Ce cadre général communautaire sur les règles de production biologique est valable pour les végétaux, les animaux ainsi pour le secteur de l’aquaculture. Il s’applique aussi au vin, aux aliments pour animaux et aux levures biologiques. Le secteur de la restauration collective et des cantines n’est pas concerné. La Commission européenne est invitée à réexaminer cette question en 2011.

Logo communautaire

L’utilisation du logotype « UE Biologique » sera obligatoire pour les produits emballés, volontaire pour les produits non emballés et les denrées importées de pays non européens. En plus du label, la mention du pays d’origine sera facultative pour ceux fabriqués dans la Communauté.
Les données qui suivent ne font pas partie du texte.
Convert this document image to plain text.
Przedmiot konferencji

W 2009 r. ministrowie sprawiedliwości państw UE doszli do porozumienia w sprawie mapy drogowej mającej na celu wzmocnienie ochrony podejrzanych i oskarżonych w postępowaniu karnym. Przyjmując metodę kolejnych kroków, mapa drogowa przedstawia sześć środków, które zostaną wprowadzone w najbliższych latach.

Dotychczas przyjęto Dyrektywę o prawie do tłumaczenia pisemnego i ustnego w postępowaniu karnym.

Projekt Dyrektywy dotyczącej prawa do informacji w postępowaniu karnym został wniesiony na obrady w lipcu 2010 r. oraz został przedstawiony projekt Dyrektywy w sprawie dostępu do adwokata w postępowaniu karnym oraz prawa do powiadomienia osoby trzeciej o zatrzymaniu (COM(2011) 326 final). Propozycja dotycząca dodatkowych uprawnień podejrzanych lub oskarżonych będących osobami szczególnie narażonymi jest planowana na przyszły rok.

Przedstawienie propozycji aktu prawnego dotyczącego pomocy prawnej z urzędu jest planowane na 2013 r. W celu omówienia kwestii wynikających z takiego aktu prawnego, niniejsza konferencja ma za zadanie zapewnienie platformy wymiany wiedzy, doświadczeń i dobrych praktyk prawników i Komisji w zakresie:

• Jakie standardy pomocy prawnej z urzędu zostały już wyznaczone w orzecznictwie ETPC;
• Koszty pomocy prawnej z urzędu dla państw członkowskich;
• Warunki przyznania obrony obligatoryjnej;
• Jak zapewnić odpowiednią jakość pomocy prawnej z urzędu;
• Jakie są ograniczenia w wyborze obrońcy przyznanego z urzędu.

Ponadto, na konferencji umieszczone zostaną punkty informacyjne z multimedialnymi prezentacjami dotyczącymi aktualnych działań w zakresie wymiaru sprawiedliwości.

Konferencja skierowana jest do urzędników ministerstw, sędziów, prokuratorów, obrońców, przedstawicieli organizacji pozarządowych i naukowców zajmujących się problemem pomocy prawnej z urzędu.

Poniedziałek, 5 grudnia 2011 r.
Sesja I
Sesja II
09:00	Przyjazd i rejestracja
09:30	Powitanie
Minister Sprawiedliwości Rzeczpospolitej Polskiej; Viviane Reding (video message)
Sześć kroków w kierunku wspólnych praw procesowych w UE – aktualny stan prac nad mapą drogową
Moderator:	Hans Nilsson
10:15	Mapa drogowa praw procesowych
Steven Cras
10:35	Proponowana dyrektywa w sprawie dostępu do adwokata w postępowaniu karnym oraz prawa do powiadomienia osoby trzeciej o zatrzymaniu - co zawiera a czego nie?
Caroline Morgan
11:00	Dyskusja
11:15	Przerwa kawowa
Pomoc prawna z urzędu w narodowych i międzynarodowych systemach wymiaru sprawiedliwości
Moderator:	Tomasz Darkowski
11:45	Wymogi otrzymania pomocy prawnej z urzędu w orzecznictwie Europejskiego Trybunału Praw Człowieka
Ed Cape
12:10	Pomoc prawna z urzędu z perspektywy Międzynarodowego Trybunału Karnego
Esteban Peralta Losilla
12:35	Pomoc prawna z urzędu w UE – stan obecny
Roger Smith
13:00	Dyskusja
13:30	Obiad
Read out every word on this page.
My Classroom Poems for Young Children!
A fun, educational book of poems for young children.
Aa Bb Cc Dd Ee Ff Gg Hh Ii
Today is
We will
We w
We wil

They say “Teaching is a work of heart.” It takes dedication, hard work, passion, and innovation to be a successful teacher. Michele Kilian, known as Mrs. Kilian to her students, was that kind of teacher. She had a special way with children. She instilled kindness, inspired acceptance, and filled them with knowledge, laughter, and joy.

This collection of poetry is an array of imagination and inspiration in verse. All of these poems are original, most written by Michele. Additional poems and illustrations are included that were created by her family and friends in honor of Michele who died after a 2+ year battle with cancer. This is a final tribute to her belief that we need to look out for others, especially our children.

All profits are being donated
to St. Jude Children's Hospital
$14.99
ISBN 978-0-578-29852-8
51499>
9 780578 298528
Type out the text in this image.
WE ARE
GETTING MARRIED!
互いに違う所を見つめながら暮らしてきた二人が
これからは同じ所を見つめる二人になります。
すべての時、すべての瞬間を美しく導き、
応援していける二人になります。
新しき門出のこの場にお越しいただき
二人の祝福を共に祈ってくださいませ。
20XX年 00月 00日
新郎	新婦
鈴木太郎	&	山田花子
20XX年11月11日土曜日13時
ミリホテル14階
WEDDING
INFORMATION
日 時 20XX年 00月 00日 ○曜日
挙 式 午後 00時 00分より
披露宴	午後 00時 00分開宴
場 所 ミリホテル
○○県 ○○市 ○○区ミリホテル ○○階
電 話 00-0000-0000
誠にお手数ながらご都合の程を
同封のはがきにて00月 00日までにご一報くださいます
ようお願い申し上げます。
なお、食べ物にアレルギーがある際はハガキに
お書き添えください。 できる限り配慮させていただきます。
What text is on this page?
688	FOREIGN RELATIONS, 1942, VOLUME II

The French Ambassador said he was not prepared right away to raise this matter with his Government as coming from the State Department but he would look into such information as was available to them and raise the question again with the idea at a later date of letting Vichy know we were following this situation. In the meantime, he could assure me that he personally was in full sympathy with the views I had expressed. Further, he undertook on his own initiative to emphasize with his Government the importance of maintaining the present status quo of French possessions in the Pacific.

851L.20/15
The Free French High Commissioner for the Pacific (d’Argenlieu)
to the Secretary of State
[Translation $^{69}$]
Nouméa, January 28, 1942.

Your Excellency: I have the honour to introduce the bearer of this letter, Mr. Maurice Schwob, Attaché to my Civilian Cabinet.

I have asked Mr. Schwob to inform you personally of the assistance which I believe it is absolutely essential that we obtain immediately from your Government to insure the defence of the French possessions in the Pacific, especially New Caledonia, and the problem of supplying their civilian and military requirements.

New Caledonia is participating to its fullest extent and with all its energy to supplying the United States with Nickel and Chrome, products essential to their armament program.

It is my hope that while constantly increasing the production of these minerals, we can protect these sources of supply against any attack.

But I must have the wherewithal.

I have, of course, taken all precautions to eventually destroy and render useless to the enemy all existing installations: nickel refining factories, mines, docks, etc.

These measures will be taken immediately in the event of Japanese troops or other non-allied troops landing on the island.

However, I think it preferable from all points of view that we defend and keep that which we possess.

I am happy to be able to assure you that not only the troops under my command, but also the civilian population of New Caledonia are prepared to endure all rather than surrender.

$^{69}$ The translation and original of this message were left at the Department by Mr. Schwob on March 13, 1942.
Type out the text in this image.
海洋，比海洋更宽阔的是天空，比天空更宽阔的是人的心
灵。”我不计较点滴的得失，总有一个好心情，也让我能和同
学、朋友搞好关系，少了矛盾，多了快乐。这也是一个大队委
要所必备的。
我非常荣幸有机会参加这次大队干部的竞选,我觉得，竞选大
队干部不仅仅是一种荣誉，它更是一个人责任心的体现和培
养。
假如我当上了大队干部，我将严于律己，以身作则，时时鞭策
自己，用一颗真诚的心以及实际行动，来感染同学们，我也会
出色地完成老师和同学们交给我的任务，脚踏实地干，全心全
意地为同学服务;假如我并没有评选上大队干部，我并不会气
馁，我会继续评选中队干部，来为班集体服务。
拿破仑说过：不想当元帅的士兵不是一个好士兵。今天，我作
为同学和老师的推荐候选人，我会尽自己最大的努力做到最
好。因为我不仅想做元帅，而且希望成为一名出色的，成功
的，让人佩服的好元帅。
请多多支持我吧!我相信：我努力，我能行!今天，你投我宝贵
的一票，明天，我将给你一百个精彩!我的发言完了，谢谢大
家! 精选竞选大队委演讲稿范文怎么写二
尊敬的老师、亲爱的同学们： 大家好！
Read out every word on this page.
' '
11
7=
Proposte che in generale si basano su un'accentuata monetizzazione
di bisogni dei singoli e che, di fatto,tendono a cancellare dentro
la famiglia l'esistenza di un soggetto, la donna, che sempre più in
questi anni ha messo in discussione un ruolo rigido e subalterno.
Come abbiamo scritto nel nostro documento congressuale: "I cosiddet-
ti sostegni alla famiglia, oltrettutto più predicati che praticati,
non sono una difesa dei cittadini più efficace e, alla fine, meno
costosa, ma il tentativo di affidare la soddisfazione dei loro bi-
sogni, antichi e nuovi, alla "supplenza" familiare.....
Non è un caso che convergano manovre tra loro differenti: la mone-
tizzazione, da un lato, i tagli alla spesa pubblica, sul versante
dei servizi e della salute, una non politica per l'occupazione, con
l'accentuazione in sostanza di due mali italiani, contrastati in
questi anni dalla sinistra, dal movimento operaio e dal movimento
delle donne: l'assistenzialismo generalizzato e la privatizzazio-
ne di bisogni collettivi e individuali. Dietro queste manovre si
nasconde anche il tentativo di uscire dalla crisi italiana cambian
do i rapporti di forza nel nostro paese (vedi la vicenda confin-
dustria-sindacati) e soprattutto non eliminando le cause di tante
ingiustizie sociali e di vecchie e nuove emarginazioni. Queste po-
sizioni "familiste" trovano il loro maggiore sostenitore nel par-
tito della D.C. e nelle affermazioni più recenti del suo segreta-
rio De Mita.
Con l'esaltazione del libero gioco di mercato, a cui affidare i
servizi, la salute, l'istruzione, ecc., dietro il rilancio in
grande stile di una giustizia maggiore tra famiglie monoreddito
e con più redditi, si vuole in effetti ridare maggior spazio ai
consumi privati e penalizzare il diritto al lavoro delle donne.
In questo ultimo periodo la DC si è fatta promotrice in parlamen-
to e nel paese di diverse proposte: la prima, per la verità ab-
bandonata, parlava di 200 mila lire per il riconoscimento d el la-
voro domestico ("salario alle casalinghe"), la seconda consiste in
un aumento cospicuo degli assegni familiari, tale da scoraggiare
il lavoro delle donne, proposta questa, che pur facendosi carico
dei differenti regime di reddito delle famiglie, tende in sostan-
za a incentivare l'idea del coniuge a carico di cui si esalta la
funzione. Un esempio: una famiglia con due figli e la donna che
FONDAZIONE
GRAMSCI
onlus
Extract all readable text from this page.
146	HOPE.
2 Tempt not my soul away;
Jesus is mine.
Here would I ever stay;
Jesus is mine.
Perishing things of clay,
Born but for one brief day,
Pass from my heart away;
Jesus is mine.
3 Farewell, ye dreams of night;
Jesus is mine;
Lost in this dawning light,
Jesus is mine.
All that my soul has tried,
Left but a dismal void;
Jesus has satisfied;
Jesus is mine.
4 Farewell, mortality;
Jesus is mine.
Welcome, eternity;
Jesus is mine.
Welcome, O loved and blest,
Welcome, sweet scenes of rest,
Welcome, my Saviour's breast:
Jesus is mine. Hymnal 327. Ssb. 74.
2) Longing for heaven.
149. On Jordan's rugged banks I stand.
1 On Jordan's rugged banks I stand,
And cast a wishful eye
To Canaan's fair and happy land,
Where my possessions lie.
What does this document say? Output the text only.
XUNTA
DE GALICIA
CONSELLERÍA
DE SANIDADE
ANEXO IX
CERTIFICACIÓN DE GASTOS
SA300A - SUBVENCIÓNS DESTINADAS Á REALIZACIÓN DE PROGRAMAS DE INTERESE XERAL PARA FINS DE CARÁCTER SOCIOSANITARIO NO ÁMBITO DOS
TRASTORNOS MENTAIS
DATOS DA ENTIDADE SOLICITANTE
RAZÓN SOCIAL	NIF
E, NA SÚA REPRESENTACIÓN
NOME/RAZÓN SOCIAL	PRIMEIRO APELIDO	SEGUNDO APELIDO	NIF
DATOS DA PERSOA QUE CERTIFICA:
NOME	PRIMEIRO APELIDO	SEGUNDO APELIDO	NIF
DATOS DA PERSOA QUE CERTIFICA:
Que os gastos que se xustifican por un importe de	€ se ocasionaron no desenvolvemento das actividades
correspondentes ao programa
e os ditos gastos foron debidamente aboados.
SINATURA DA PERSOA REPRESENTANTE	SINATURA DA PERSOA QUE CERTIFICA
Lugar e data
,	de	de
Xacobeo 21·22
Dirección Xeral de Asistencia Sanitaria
Celle-ci sera en revanche obligatoire pour les produits bio des pays tiers qui souhaitent utiliser le logo communautaire afin d’éviter toute confusion sur la provenance (par exemple : « UE Biologique – Afrique du Sud). Le logo sera accessible pour les denrées dont au moins 95 % du volume respectent les normes de l’agriculture biologique. En deçà de ce seuil, la mention « issu de l’agriculture biologique » pourra figurer dans la liste des composants. Le label européen pourra cohabiter avec les sigles nationaux ou privés.

OGM

Les OGM sont « incompatibles » avec l’agriculture biologique, affirme le règlement, à l’exception des médicaments vétérinaires. Le seuil d’étiquetage des OGM de 0,9 % s’appliquera aux produits bio de la même façon qu’aux denrées conventionnelles. Il est lié à une « présence fortuite et techniquement inévitable ». Les auxiliaires technologiques OGM (additifs, enzymes, etc.) seront autorisés au cas par cas, s’il n’existe pas d’équivalent conventionnel disponible sur le marché.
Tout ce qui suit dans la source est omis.